The mobile testing unit -- possibly a bus or van equipped to do swabbing administered by nurses or physicians -- is expected to begin at local workplaces but could be expanded to include other institutions and community locations, according to Dr. Alanna Fitzgerald-Husek, associate medical officer of health.

The region is collaborating with Ontario Health Central Region and local hospitals to explore best locations for proactive surveillance testing.

Vaughan has experienced the highest number of COVID-19 cases in the region -- consistently double that of its nearest neighbour, Markham -- in a variety of settings including long-term care homes, workplaces and community transmission.

Fitzgerald-Husek said it is hoped the expanded testing will uncover any hidden cases or asymptomatic ones behind the spread.

The mobile sites will be advertised through the region and could be drive-through or set up in temporary locations, with specimens swabbed and sent to labs, she said.

More information is expected to be released next week regarding when and where the mobile sites will be set up.

Mobile sites have been conducting tests at local farms and long-term care homes.

Fitzgerald-Husek said the region is in discussions with interested workplaces in Vaughan. The test sites may also be brought to hot spots and areas where individuals have tested positive or where there is an increased risk.

Areas outside of Vaughan may also be visited by the mobile units, where “equity issues” or proximity to assessment centres (located at Southlake, Markham Stouffville and Mackenzie Health hospitals) present a challenge, she said.

The region’s public health reached out to Mackenzie Health to discuss potential ways to increase testing, as York Region, and the City of Vaughan in particular, has been identified as a hotspot, a hospital statement said.

Health officials are examining trends and local data to determine why Vaughan has been so hard hit by the coronavirus.
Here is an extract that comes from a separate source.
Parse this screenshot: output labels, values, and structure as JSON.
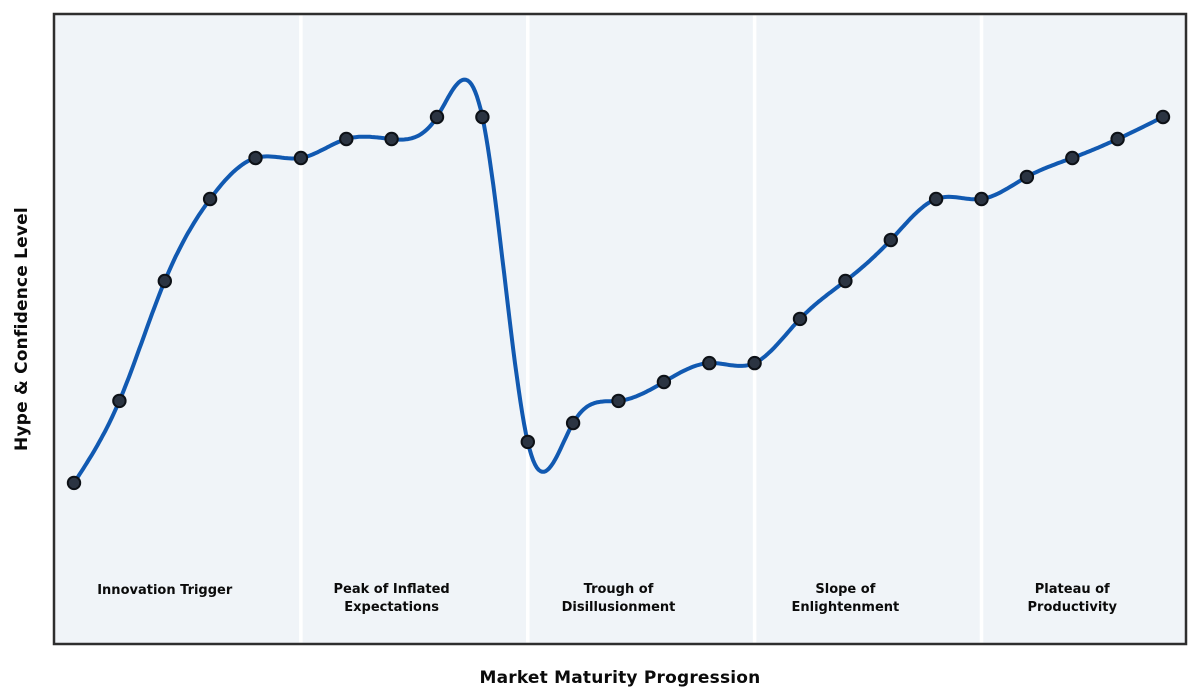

A recent deep-dive into the Vaughan story by found several factors including socio-economic trends, testing issues, attitudinal differences, types of workplaces and age demographics.
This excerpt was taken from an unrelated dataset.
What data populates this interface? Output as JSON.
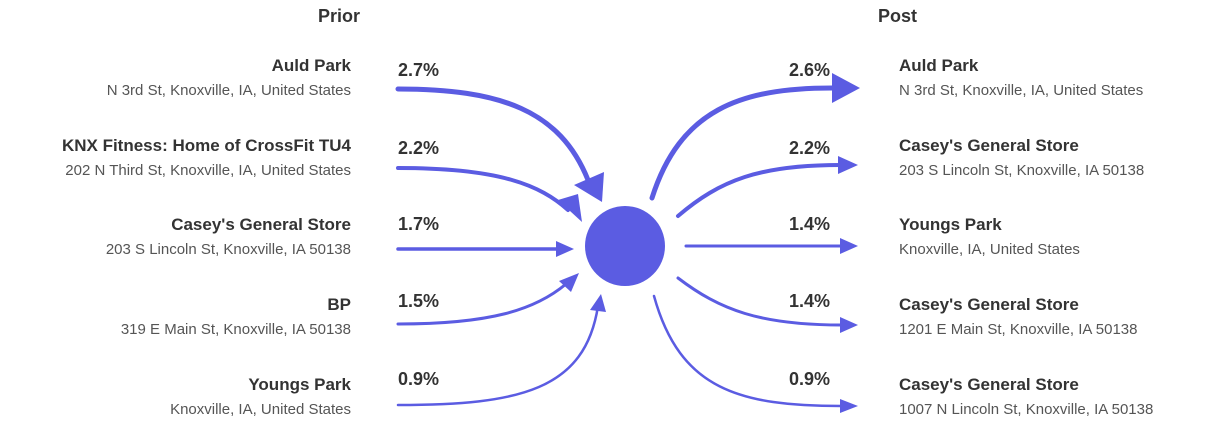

The City of Toronto has reported that the northwest area of the city -- abutting Vaughan -- is a hotbed of COVID-19 cases, and Fitzgerald-Hasek said the region is working on a co-ordinating approach with neighbouring health partners to address the problem.

Some Toronto neighbourhoods alongside the Vaughan border have case rates more than 10 times higher than the least-affected parts of the city.

The first “pop-up” community mobile site opened Saturday near Jane and Steeles in Toronto’s northwest region, a partnership between Ontario Health and Black Creek Community Health Centre.

Fitzgerald-Hasek said the Vaughan hotspot may have multiple causes, whether it’s the higher prevalence of industry in the area, the fact that there is no hospital yet in Vaughan, or influences coming from neighbouring jurisdictions.